Fact: Minimum Stop-Loss attachment points would deprive small businesses of cost- effective health care options and the flexibility to choose the best coverage option for their employees' needs. Many small businesses will choose not to offer coverage if their options are limited, rather than purchase a fully insured policy. According to the RAND Technical Report noted above, "eliminating the option to self-insure also leads to a decline in the number of people with insurance, because some firms opt not to offer coverage (and some offered workers choose not to enroll)."
Lower attachment points are accompanied by higher Stop-Loss policy costs. The economic surcharge of low attachment points functions as a deterrent for small employers in selecting this option. Small employers, aided by their benefit advisors, are skilled in weighing the risks and rewards associated with varying Stop-Loss coverage levels.

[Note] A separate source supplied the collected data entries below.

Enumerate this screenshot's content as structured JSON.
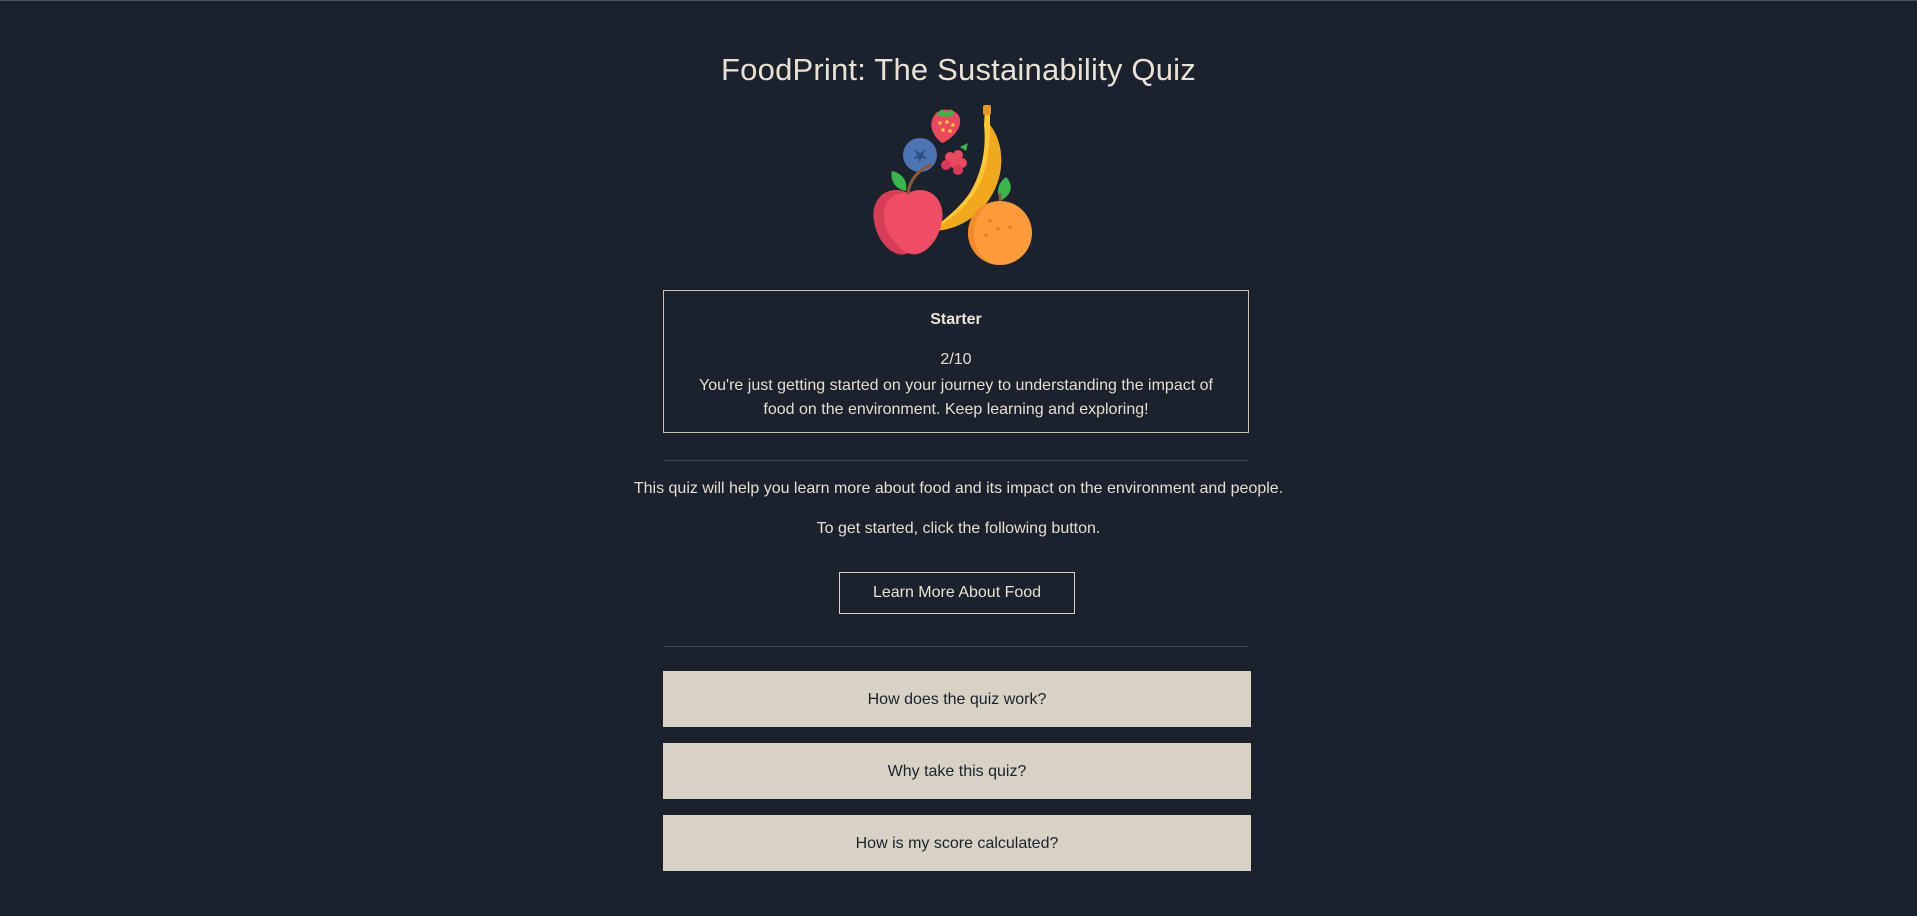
{
  "page": {
    "title": "FoodPrint: The Sustainability Quiz"
  },
  "hero": {
    "icon": "fruits-icon"
  },
  "score": {
    "level": "Starter",
    "value": "2/10",
    "description": "You're just getting started on your journey to understanding the impact of food on the environment. Keep learning and exploring!"
  },
  "intro": {
    "line1": "This quiz will help you learn more about food and its impact on the environment and people.",
    "line2": "To get started, click the following button."
  },
  "actions": {
    "learn_label": "Learn More About Food"
  },
  "faq": [
    {
      "label": "How does the quiz work?"
    },
    {
      "label": "Why take this quiz?"
    },
    {
      "label": "How is my score calculated?"
    }
  ],
  "colors": {
    "background": "#1b212d",
    "text": "#e4ddd0",
    "faq_background": "#d8d2c5",
    "faq_text": "#1b212d",
    "border": "#c9c3b7"
  }
}
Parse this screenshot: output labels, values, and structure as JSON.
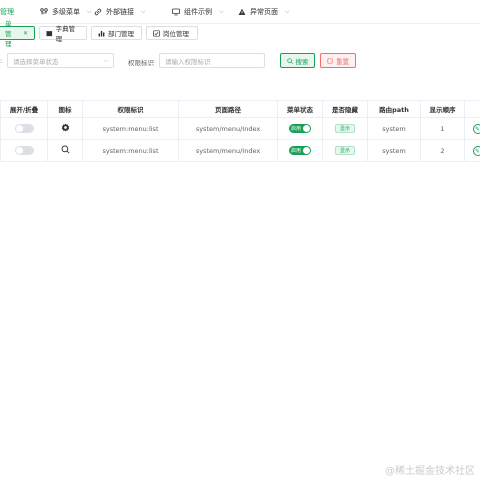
{
  "topnav": {
    "items": [
      {
        "label": "管理",
        "icon": "",
        "active": true
      },
      {
        "label": "多级菜单",
        "icon": "network-icon"
      },
      {
        "label": "外部链接",
        "icon": "link-icon"
      },
      {
        "label": "组件示例",
        "icon": "monitor-icon"
      },
      {
        "label": "异常页面",
        "icon": "warning-icon"
      }
    ]
  },
  "tabs": [
    {
      "label": "单管理",
      "active": true,
      "closable": true
    },
    {
      "label": "字典管理",
      "icon": "book-icon"
    },
    {
      "label": "部门管理",
      "icon": "bar-chart-icon"
    },
    {
      "label": "岗位管理",
      "icon": "checkbox-icon"
    }
  ],
  "search": {
    "status_label": ":",
    "status_placeholder": "请选择菜单状态",
    "perm_label": "权限标识",
    "perm_placeholder": "请输入权限标识",
    "search_label": "搜索",
    "reset_label": "重置"
  },
  "table": {
    "headers": [
      "展开/折叠",
      "图标",
      "权限标识",
      "页面路径",
      "菜单状态",
      "是否隐藏",
      "路由path",
      "显示顺序"
    ],
    "rows": [
      {
        "icon": "gear-icon",
        "perm": "system:menu:list",
        "path": "system/menu/Index",
        "status": "启用",
        "hidden": "显示",
        "route": "system",
        "order": "1"
      },
      {
        "icon": "search-icon",
        "perm": "system:menu:list",
        "path": "system/menu/Index",
        "status": "启用",
        "hidden": "显示",
        "route": "system",
        "order": "2"
      }
    ]
  },
  "watermark": "@稀土掘金技术社区",
  "colors": {
    "accent": "#18a058",
    "danger": "#f56c6c",
    "border": "#ebeef5"
  }
}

9. Myth: Small employer decisions to self-fund their benefit plans are based on incomplete information about the arrangement they are entering.
Fact: Providing information about risk exposure and ERISA fiduciary duties is a common business practice for brokers, agents and third party administrators (TPAs) who work with employers in reaching their decisions about the appropriate methods to use in financing their health care benefits. Because brokers, agents and TPAs seek a long-term relationship with an employer client, they have strong motivations to ensure that employers make financially sound choices. The decision to self-fund should be made by a well-educated employer no matter what the size. There is no reason to believe that small employers are less educated in their decision than larger ones.
State Insurance Departments impose varying professional conduct standards on brokers, agents and TPAs. States have the authority over these standards and require brokers, agents and TPAs to provide additional education materials to small employers on self- funding.
10. Myth: Stop-Loss policy terminations occur frequently.
Fact: Stop-Loss policy terminations are rare events. Guaranteed renewable coverage is available.
11. Myth: Stop-Loss lasers (specific deductible levels that vary by a particular risk from the general level offered to the employer plan) are frequently a problem for small employers.
Fact: There are many sources of Stop-Loss coverage that offer employers numerous options, far greater than the choices available in the fully-insured market. No-laser renewal products are commonly offered and effectively provide employers with a guaranteed renewable product.
12. Myth: Stop-Loss contract lasers change or eliminate actual plan coverage for individual participants in a group health plan.
Fact: If utilized, lasers are a financial tool feature of the Stop-Loss contract between the employer/plan and the Stop-Loss carrier that help to minimize the fixed cost of the Stop-Loss coverage, and place no condition on, or change in, the plan’s coverage provision to individual participants.
In addition, the HIPAA final regulations on nondiscrimination (29 CFR 2590.702) prohibit a group health plan from denying an individual eligibility for benefits based on a health factor and from charging an individual a higher premium than a similarly situated individual based on a health factor. Health factors include: health status, medical condition (including both physical and mental illnesses), claims experience, receipt of health care, medical history, genetic information, evidence of insurability and disability. Brokers, agents and TPAs assist employers in locating products that permit their plans to comply with this Federal law.